Pharmaceutical Business review

FDA clears Audentes’ IND application for AT342 to treat Crigler-Najjar syndrome

The IND is now active and Audentes plans to initiate VALENS, the multicenter, multinational, open-label, ascending dose phase 1 / 2 clinical study of AT342. Preliminary data from VALENS is expected to be available by the end of 2017.

Audentes Therapeutics president and CEO Matthew R. Patterson said: "We are pleased to achieve this important milestone and look forward to working with regulatory authorities and the medical and patient communities to evaluate AT342 for the treatment of this serious, life-threatening disease.

"Based on our thorough preclinical investigation, we believe that AT342 has the potential to provide a significant and durable reduction in serum bilirubin levels, to reduce or eliminate the need for daily phototherapy treatment, to decrease the risk of devastating neurological injury, and to significantly improve the quality of life for Crigler-Najjar patients and their families."

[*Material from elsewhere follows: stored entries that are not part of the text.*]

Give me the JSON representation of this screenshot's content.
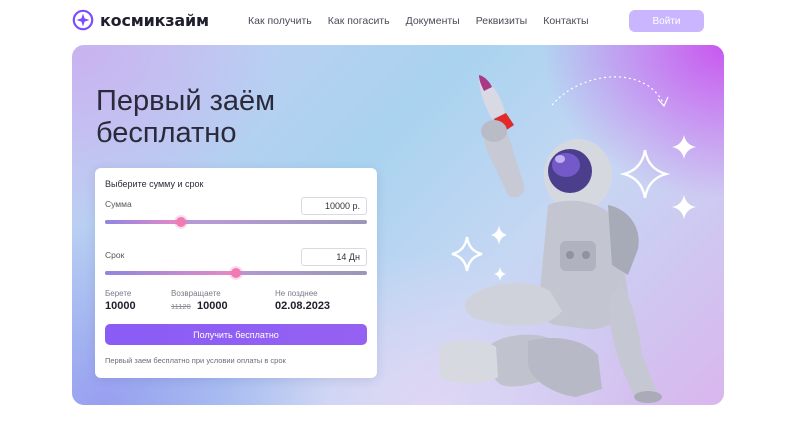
{
  "header": {
    "logo_text": "космикзайм",
    "nav": [
      "Как получить",
      "Как погасить",
      "Документы",
      "Реквизиты",
      "Контакты"
    ],
    "login_label": "Войти"
  },
  "hero": {
    "title_line1": "Первый заём",
    "title_line2": "бесплатно"
  },
  "calculator": {
    "title": "Выберите сумму и срок",
    "amount": {
      "label": "Сумма",
      "value": "10000 р.",
      "slider_fraction": 0.29
    },
    "term": {
      "label": "Срок",
      "value": "14 Дн",
      "slider_fraction": 0.5
    },
    "borrow": {
      "caption": "Берете",
      "value": "10000"
    },
    "repay": {
      "caption": "Возвращаете",
      "old_value": "11120",
      "value": "10000"
    },
    "deadline": {
      "caption": "Не позднее",
      "value": "02.08.2023"
    },
    "cta_label": "Получить бесплатно",
    "note": "Первый заем бесплатно при условии оплаты в срок"
  },
  "colors": {
    "brand": "#7c4dff",
    "button": "#8a5cf6",
    "login_bg": "#c9b6ff",
    "slider_thumb": "#f07ab4"
  },
  "icons": [
    "logo-star-icon",
    "astronaut-illustration",
    "rocket-icon",
    "sparkle-icon"
  ]
}
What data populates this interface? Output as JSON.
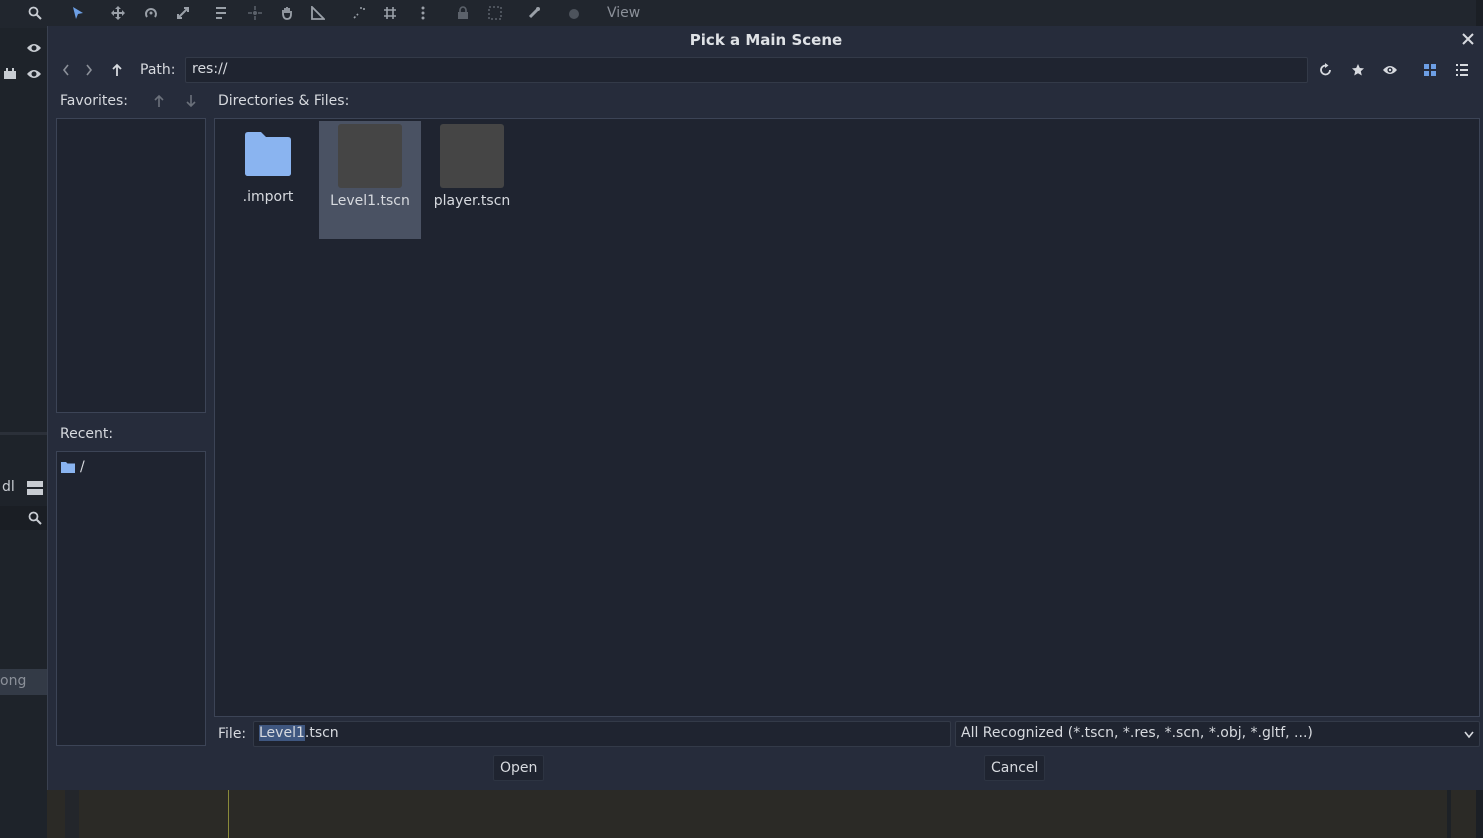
{
  "colors": {
    "accent": "#6d9fe5",
    "folder": "#8ab4f0",
    "dialog_bg": "#262c3b",
    "panel_bg": "#1f2430",
    "selected_bg": "#4a5263"
  },
  "editor": {
    "toolbar_view_label": "View",
    "side_partial_label": "dl",
    "side_partial_label2": "ong"
  },
  "dialog": {
    "title": "Pick a Main Scene",
    "path_label": "Path:",
    "path_value": "res://",
    "favorites_label": "Favorites:",
    "recent_label": "Recent:",
    "recent_items": [
      "/"
    ],
    "files_label": "Directories & Files:",
    "files": [
      {
        "name": ".import",
        "kind": "folder",
        "selected": false
      },
      {
        "name": "Level1.tscn",
        "kind": "scene",
        "selected": true
      },
      {
        "name": "player.tscn",
        "kind": "scene",
        "selected": false
      }
    ],
    "file_label": "File:",
    "file_value_highlight": "Level1",
    "file_value_rest": ".tscn",
    "filter_value": "All Recognized (*.tscn, *.res, *.scn, *.obj, *.gltf, ...)",
    "open_label": "Open",
    "cancel_label": "Cancel"
  }
}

In addition to VALENS, Audentes plans to imminently begin LUSTRO, a clinical assessment and run-in study. LUSTRO is designed to enroll 16 to 18 Crigler-Najjar patients greater than one year of age and to characterize their disease course, natural history, bilirubin variability and phototherapy usage.

The study is intended to identify patients for potential enrollment in VALENS and to serve as a within-patient control for VALENS.

AT342 has been developed in collaboration with the University of Pennsylvania (Penn) under the leadership of James M. Wilson, M.D., Ph.D., a pioneer in human gene therapy and the director of the Gene Therapy Program and the Orphan Disease Center at the Perelman School of Medicine. 

As part of the collaboration, Penn has licensed certain Penn-owned AAV technologies to Audentes, including rights related to AT342.